Não obstante, são os mesmos e consagrados autores que (pág. 644 da obra citada) observam que as leis do país em que a sentença arbitral for sujeita a ação anulatória (court review) estas não podem ser ignoradas pelos árbitros e representam, efetivamente, as únicas leis que impõem limites à autonomia das partes e dos árbitros na condução do procedimento arbitral.
Neste sentido e com toda a relevância, o escrutínio legal toma em consideração, acima de outros fatores, os relacionados à ordem pública, seja do país da emissão da sentença arbitral, ou, em juízo de delibação5, do país em que a sentença deverá ser conhecida e homologada, para efeitos de execução.

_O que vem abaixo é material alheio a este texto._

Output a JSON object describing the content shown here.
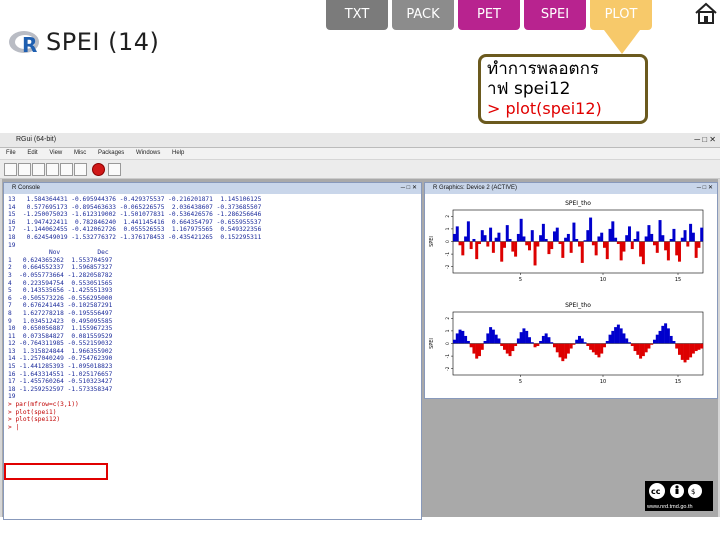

Assim, existe a dependência da arbitragem comercial internacional aos sistemas nacionais, o que é visto, algumas vezes, como apresentando controvérsias na solução de disputas no comércio internacional. Na última década a discussão entre os especialistas trabalhou com a idéia de um sistema deslocalizado ("delocalized") para que a arbitragem comercial internacional pudesse estar imune a sistemas legais nacionais, ao menos o do lugar em que a arbitragem tivesse lugar, ou onde fosse emitida a sentença arbitral.
Este sistema, mais um desejo dos arbitralistas do que uma realidade se subordina, pelo menos, a uma limitação constituída por Convenção Internacional, no caso do ICSID - International Centre for Settlement of Investments. Esta Convenção, criada no âmbito do Banco Internacional para Reconstrução e Desenvolvimento - BIRD (Banco Mundial) tem a finalidade de solucionar por arbitragem (ou mediação) conflitos sobre investimentos entre Estados e nacionais de outros Estados, dispondo como condições a que os Estados signatários da Convenção aceitaram e não podem renunciar, cláusulas prevendo a capacidade do Centro para estabelecer procedimentos legais (art. 18), jurisdição (art. 25) e que os Estados Parte não poderão dar proteção diplomática nem discutirão em outros foros uma disputa que tenham, dessa forma, aceito submeter ao Centro.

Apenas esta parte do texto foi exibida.